Si se cruza lo que dice Celestino con lo que reconoce Jorge Iglesias, gerente de Carreras y Sport del hipódromo de San Isidro, no hay dudas de que una época, mas allá del casino fantasma, ha terminado. Por un lado la pronta extinción del “jugador analítico”. El turf siempre ha tenido una estadística posible de ser explotada. Los antecedentes de caballo, jockey, criador, y la genética minimizan el azar. Con esa información se pone en juego cierta erudición, se combate la arbitrariedad del azar con conocimiento. Es entre sórdido y fascinante fisgonear la discusión de ungrupo de apostadores después de una carrera. En la desorientación general, porque de hecho casi nadie gana, el debate es sobre quién explica con mayor lógica el resultado.
Maldita TV
Para hacer un poco de historia: El Pellegrini, gran premio internacional de 1952, fue el record total. Gano el mítico caballo Yatasto y lo vieron 106 mil apretujadas personas. El siguiente record fue el Pellegrini de 1989 con 80 mil asistentes. Ya existía el prode. El último fue en el ‘94: con 50 mil asistentes. Para entonces competían la lotería, la quiniela, el loto, el quini seis, y el prode. Iglesias explica la clave del negocio del azar. “La masa de apostadores es una sola para todos los juegos. En general deriva de quien tiene excedentes de ingresos para entretenimiento. El turf fue el primer juego con pozos. Llegamos a repartir una cadena de un millón en el ‘94. Cuando dejamos de jugarla, los pozos no superaban los doce mil pesos. Nos pasó lo del prode. Los pozos son los que llaman al apostador”. Si el quini seis promete 14 millones, suena lógica la debacle. “Cuando el Pellegrini de Yatasto no había agencias ni TV”, resume genial Celestino y su memoria.

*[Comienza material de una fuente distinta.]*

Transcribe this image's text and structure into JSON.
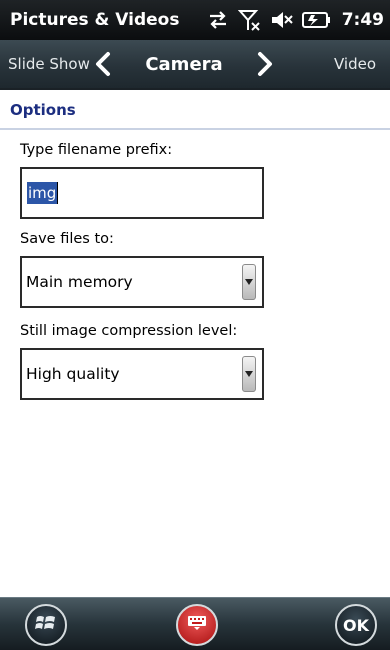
{
  "status_bar": {
    "app_title": "Pictures & Videos",
    "clock": "7:49",
    "icons": [
      "connectivity-arrows-icon",
      "signal-off-icon",
      "volume-muted-icon",
      "battery-charging-icon"
    ]
  },
  "tabs": {
    "previous": "Slide Show",
    "current": "Camera",
    "next": "Video"
  },
  "section": {
    "title": "Options"
  },
  "fields": {
    "prefix_label": "Type filename prefix:",
    "prefix_value": "img",
    "save_label": "Save files to:",
    "save_value": "Main memory",
    "compression_label": "Still image compression level:",
    "compression_value": "High quality"
  },
  "softkeys": {
    "ok_label": "OK"
  },
  "colors": {
    "accent": "#1c2e80",
    "selection": "#2c56a8",
    "keyboard_button": "#d62828"
  }
}
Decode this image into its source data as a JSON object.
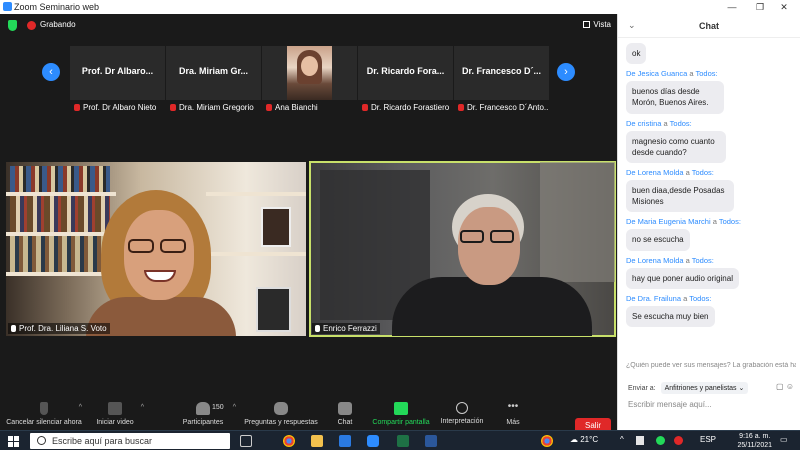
{
  "window": {
    "title": "Zoom Seminario web",
    "controls": [
      "—",
      "❐",
      "✕"
    ]
  },
  "topbar": {
    "recording": "Grabando",
    "view": "Vista"
  },
  "strip": {
    "thumbnails": [
      {
        "name": "Prof. Dr Albaro...",
        "label": "Prof. Dr Albaro Nieto"
      },
      {
        "name": "Dra. Miriam  Gr...",
        "label": "Dra. Miriam  Gregorio"
      },
      {
        "name": "",
        "label": "Ana Bianchi"
      },
      {
        "name": "Dr. Ricardo Fora...",
        "label": "Dr. Ricardo Forastiero"
      },
      {
        "name": "Dr. Francesco D´...",
        "label": "Dr. Francesco D´Anto..."
      }
    ]
  },
  "videos": [
    {
      "label": "Prof. Dra. Liliana S. Voto"
    },
    {
      "label": "Enrico Ferrazzi"
    }
  ],
  "toolbar": {
    "mute": "Cancelar silenciar ahora",
    "video": "Iniciar video",
    "participants": "Participantes",
    "participants_count": "150",
    "qa": "Preguntas y respuestas",
    "chat": "Chat",
    "share": "Compartir pantalla",
    "interpret": "Interpretación",
    "more": "Más",
    "leave": "Salir"
  },
  "chat": {
    "title": "Chat",
    "messages": [
      {
        "from": "",
        "to": "",
        "text": "ok"
      },
      {
        "from": "Jesica Guanca",
        "to": "Todos",
        "text": "buenos días desde Morón, Buenos Aires."
      },
      {
        "from": "cristina",
        "to": "Todos",
        "text": "magnesio como cuanto desde cuando?"
      },
      {
        "from": "Lorena Molda",
        "to": "Todos",
        "text": "buen diaa,desde Posadas Misiones"
      },
      {
        "from": "Maria Eugenia Marchi",
        "to": "Todos",
        "text": "no se escucha"
      },
      {
        "from": "Lorena Molda",
        "to": "Todos",
        "text": "hay que poner audio original"
      },
      {
        "from": "Dra. Frailuna",
        "to": "Todos",
        "text": "Se escucha muy bien"
      }
    ],
    "connector": "a",
    "notice": "¿Quién puede ver sus mensajes? La grabación está habilitada",
    "send_to_label": "Enviar a:",
    "send_to_value": "Anfitriones y panelistas",
    "placeholder": "Escribir mensaje aquí..."
  },
  "taskbar": {
    "search_placeholder": "Escribe aquí para buscar",
    "weather": "21°C",
    "lang": "ESP",
    "time": "9:16 a. m.",
    "date": "25/11/2021"
  }
}
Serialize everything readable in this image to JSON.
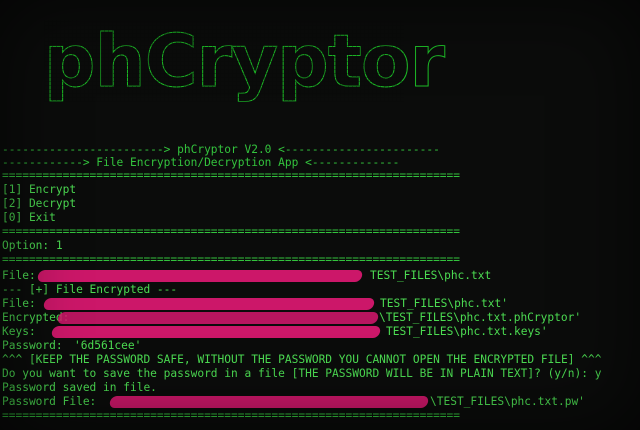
{
  "banner": {
    "text": "phCryptor"
  },
  "lines": {
    "sep1": "------------------------> phCryptor V2.0 <-----------------------",
    "sep2": "------------> File Encryption/Decryption App <-------------",
    "sep3": "====================================================================",
    "menu_1": "[1] Encrypt",
    "menu_2": "[2] Decrypt",
    "menu_0": "[0] Exit",
    "sep4": "====================================================================",
    "option": "Option: 1",
    "sep5": "====================================================================",
    "file_label": "File:",
    "file_tail": "TEST_FILES\\phc.txt",
    "encrypted_header": "--- [+] File Encrypted ---",
    "file2_label": "File:",
    "file2_tail": "TEST_FILES\\phc.txt'",
    "encrypted_label": "Encrypted:",
    "encrypted_tail": "\\TEST_FILES\\phc.txt.phCryptor'",
    "keys_label": "Keys:",
    "keys_tail": "TEST_FILES\\phc.txt.keys'",
    "password_label": "Password:",
    "password_value": "'6d561cee'",
    "warning": "^^^ [KEEP THE PASSWORD SAFE, WITHOUT THE PASSWORD YOU CANNOT OPEN THE ENCRYPTED FILE] ^^^",
    "save_prompt": "Do you want to save the password in a file [THE PASSWORD WILL BE IN PLAIN TEXT]? (y/n): y",
    "saved_msg": "Password saved in file.",
    "password_file_label": "Password File:",
    "password_file_tail": "\\TEST_FILES\\phc.txt.pw'",
    "sep6": "===================================================================="
  },
  "colors": {
    "background": "#0b0c0b",
    "terminal_green": "#4cdc52",
    "banner_green": "#1fd02a",
    "redaction_pink": "#d7186f"
  }
}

En el turf nacional también ha hecho estragos la migración de “más de la mitad de los jugadores” a la asepsia de las 80 agencias que transmiten en directo y permiten apostar, sumándose al pozo del propio hipódromo, ganar casi lo mismo.
Es una cuestión de números, pero también resulta parte del cambio cultural. La dificultad para encontrar un menor de 25 entre los jugadores es algo así como lo de los ricos en el cielo. Al borde de la pista de San Isidro, con una cámara al hombro, Juan Bozziello, con 25 en su haber, espera la cruzada del disco para gatillar. No trabaja para un diario, lo hace de fanático. La pasión le llegó temprano, a los diez años. Estando en la guardería del hipódromo quitó dinero a las figuritas y lo puso, vía un adulto, en un caballo. Ganó. Sintió la adrenalina del minuto que dura una carrera, y la explosión interna del triunfo. Esa que se escucha estallar en algunos mojones de la tribuna. Fue demasiado temprano, por su niñez, también demasiado tarde. Ahora su fanatismo tiene el límite de la soledad, como la de un joven viviendo en un geriátrico. Donde mire hay viejos burreros que temen por el futuro. El lo percibe. “Siempre me he sentido un chico en un mundo de viejos”, dice.

 

La amenaza del casino

“Lo demostrado por la experiencia en Estados Unidos, la Meca del turf, es que una vez abierto un casino en la zona de influencia de un hipódromo, al primer mes las apuestas bajan en un 35 por ciento. En una actividad tan compleja eso es sencillamente mortal”. Pablo Díaz, secretario general de la Asociación Gremial de Profesionales del turf, dice lo que repiten cada uno de los dirigentes del sector. Se basa en los datos relevados desde la década del ochenta, cuando comenzó lo que llaman “la plaga del tragamonedas”. Ocurrió con el hipódromo de Detroit, cuando en 1994 instalaron un casino al cruzar la frontera de Canadá. Sus dueños vendieron el terreno para un desarrollo industrial. Y existe un paralelismo entre lo del norte y la Argentina. A comienzos de los ochenta, del total de apuestas, el 28 por ciento correspondía al turf. Con la aparición de los “nuevos juegos” y la proliferación de los tragamonedas, en 1996 ese porcentaje era del 7,8. El caso del casino de Atlantic City es paradigmático: inauguró en el ‘46. En 1993 inauguró un casino con una agencia en la ciudad. Cerró el último 30 de mayo.